Truman Capote (1924-1984) was born in New Orleans, Louisiana. His first novel, Other Voices, Other Rooms, was an international literary success when published in 1948. Mr. Capote continued to receive acclaim with A Tree of Night (1949), The Grass Harp (1951), and Breakfast at Tiffany's (1958), which was made into an award-winning film starring Audrey Hepburn. He is widely known for developing the nonfiction novel -- a genre of writing that adapts true-life stories into the novel form -- with In Cold Blood (1965).

Flannery O'Connor (1925-1964) was born in Savannah, Georgia, and lived for most of her life on the family dairy farm in the small Georgia town of Milledgeville. Diagnosed with lupus in 1950, she was able to lecture throughout the United States while the disease was in remission. Ms. O'Connor's published work includes two short novels, Wise Blood (1952) and The Violent Bear It Away (1960), and two collections of short stories, A Good Man Is Hard to Find (1955) and Everything That Rises Must Converge (1965). Her Collected Works was published in 1988.

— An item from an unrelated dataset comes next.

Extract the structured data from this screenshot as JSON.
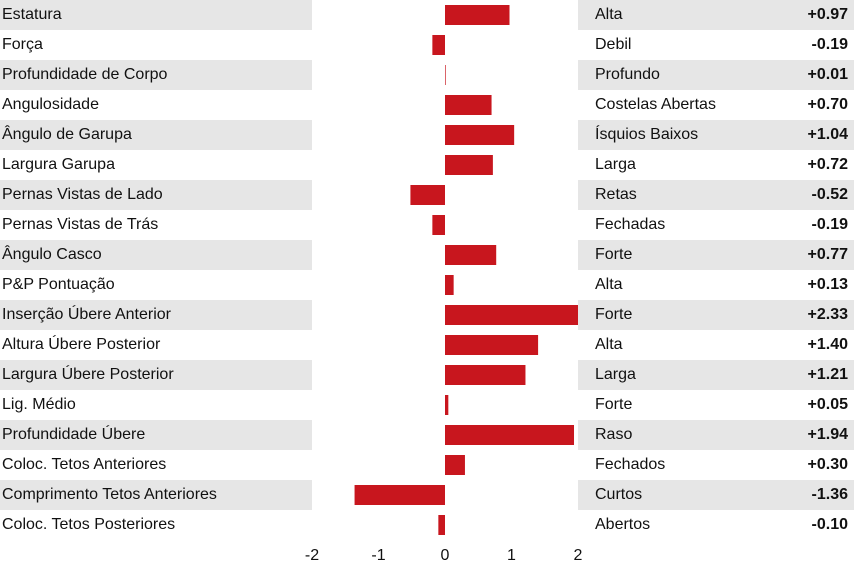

Eudora Welty (1901-2001) was born in Jackson, Mississippi, and attended college in Mississippi, Wisconsin, and New York. She joined the Works Progress Administration as publicity agent and documented Mississippians in more than 1,200 photographs. Ms. Welty's first book of stories, A Curtain of Green, appeared in 1941, followed quickly by The Robber Bridegroom (1942) and The Wide Net (1943). She produced three more short fiction collections, including The Ponder Heart (1954). Ms. Welty also published three novels, Delta Wedding (1946), Losing Battles (1970), and The Optimist's Daughter (1972), the last of which won the Pulitzer Prize. Her autobiography, One Writer's Beginnings (1984), is considered a literary classic.

Tom Wolfe, author of such critically acclaimed fiction as A Man in Full and Bonfire of the Vanities, as well as the definitive history of the birth of America's manned space program, The Right Stuff, will discuss the writings of Truman Capote.

Elizabeth Spencer, best known for her collections of short stories and her novella A Light in the Piazza, will discuss the work of Eudora Welty.

Bret Lott, author, writer-in-residence and professor of English at the College of Charleston, will discuss the work of Flannery O'Connor. Mr. Lott will become editor of the Southern Review at Louisiana State University in fall 2004.

The program also included dramatic readings by Noel True, Edward Gero, and Felicia Knight, and musical performances by Eric Reed and Paula West.

The White House Salute to America's Authors series was created by Mrs. Bush to honor some of the most significant contributors to American literature. The series brings together writers, scholars, artists, and high school students to gain new insights into the nation's important writers. The Library of Congress provides displays of first editions by the selected authors, as well as photographs and other relevant artifacts.

The inaugural symposium, held in November of 2001, celebrated the quintessential American author, Mark Twain. The second, held in March of 2002, focused on the writers of the Harlem Renaissance, including Langston Hughes, Countee Cullen, and Zora Neale Hurston. In September of 2002, the series celebrated three women of the American West: Willa Cather, Edna Ferber, and Laura Ingalls Wilder.